Forgoing race, embracing culture

Acknowledging the importance of culture in a racialized society

Micah Lim, Staff Writer

Illustration by Sharli Mishra

Surrounded by faces just like mine, I found a tight knit group of people connected through Korean culture, language, tradition, and heritage at Seattle Community, one of the largest Korean churches in Washington. Across the U.S., Asian Americans often struggle with finding a place to call home, so places such as Seattle Community provide a space of familiarity and cultural acceptance.

At first, I thought that these were my people because I belonged to this certain race of people, but the more I searched for community there, the more I realized I did not have it.

It’s more realistic to say that I’m American, not Korean. Although I still partake in certain cultural traditions, it’s only a small part of who I am. The language I speak, the media I consume and the lifestyle I live makes me inherently American. Quite mistakenly, I thought I’d find identity through my perceived race. I realize now that race is not about how I see myself, it’s about how others see me.

In the United States, there is an instinct to racialize people, politics, and religion without much consideration beyond skin color. Not to be confused with ethnicity, race is grouping together based on physical and social traits; it’s a concept.

It was only during the 16th century that the term “race” first entered the English language. From the age of exploration to the colonization of America, race was first used to generalize observable characteristics for people of different nations, mostly for the purpose of discrimination.

Stereotypical labels of black and white have lost their significance over the course of history because of their sweeping assumptions, but even the contemporary U.S. model of race is showing signs of guesswork.

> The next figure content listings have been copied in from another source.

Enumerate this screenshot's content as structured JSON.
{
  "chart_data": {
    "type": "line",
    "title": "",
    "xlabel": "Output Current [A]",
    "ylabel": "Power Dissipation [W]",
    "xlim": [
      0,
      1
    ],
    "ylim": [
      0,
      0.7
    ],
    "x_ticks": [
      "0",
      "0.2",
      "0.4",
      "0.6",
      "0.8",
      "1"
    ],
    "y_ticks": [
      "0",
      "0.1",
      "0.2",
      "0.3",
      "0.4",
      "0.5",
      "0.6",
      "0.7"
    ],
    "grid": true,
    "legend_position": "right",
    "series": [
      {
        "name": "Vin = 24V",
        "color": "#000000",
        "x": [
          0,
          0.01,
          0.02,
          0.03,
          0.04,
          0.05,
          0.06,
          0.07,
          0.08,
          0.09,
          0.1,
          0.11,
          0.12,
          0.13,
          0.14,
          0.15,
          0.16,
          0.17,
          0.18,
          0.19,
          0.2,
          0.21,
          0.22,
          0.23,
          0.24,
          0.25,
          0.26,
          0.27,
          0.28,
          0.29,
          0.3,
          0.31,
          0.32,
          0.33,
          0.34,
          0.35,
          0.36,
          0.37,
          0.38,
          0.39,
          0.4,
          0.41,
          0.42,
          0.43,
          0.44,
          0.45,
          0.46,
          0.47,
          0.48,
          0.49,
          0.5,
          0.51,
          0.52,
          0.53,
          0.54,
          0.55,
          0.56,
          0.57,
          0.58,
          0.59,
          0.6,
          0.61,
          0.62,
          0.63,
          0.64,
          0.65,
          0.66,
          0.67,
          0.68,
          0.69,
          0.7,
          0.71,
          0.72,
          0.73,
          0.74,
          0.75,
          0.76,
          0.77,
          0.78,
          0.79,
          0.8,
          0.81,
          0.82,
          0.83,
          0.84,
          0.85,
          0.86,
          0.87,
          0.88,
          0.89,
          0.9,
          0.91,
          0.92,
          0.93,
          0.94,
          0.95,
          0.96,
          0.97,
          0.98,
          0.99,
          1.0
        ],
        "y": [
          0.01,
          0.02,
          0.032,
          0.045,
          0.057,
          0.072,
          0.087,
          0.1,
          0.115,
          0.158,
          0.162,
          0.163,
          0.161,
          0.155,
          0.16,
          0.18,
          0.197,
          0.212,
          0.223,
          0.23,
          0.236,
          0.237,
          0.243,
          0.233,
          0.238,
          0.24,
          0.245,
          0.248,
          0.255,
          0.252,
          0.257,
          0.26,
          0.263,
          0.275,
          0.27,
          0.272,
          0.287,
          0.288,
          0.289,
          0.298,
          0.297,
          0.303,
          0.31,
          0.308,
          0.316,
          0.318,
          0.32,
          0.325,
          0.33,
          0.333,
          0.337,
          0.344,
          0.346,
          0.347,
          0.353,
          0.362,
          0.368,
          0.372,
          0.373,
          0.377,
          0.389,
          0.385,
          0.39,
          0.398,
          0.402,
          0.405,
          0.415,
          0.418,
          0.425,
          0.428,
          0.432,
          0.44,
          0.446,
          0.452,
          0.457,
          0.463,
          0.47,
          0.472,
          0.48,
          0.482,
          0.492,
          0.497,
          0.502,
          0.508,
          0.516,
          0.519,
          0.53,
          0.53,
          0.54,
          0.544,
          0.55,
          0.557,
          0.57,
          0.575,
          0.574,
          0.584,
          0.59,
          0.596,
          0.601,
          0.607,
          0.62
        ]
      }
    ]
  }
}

Hypodescent is the automatic assignment of the children of parents from different groups into the subordinate group. Historically, this persisted as a way to segregate mixed race children as simply Black during the Jim Crow era, but still today the convention persists to imply that someone of mixed race is Black when genealogically, they are just as warranted to be seen as “White”.

It was only in the 2000 U.S. census that “mixed race” was finally added. This was a huge progressive step for acknowledging racial identity, but the term ‘mixed race’ is still ambiguous for identifying any specific ‘race’. Without proper terminology other than slang, vagueness in racial categorization runs the risk of possible hypodescent.

I’m not trying to say that race isn’t important or that colorblindness is a good thing.

Understanding how people perceive race is crucial for dismantling racism and white supremacy on an institutional and cultural level. Even for the global pandemic, it is necessary to discuss how the U.S. healthcare system has failed racial minorities so that equitable vaccine distribution and building trust is possible. Nonetheless, race is still a concept and although it’s okay to appropriately generalize circumstance, not everyone lives by it.

Compared to the race we see, culture is the richness of how different people live, think, speak, and dance. Compare someone from Seattle to someone in New York. Their life circumstances end up placing them in two entirely different worlds, not because of complexion or heritage, but because of culture. While race often implies sectionality and division, culture is a much deeper mesh of differences that inclines people to share and learn. It’s why people travel and explore, to experience different lifestyles, cuisines, and languages.

By the year 2045, 50% of the United States population is expected to be “majority-minority,” and with the rise of racial diversity, multiculturalism will expand and develop along with it. I believe that blurring our current definition of race will help people recognize that there is more than meets the eye.

With my first year at SPU coming to a close, friends who have become “my people” share almost no resemblance to what I look like or where I come from. But through differences, we’ve created a culture of our own. I still love being American and I love being Korean, but that’s probably because I love being me.

Race is not how I see myself, but it is how others see me.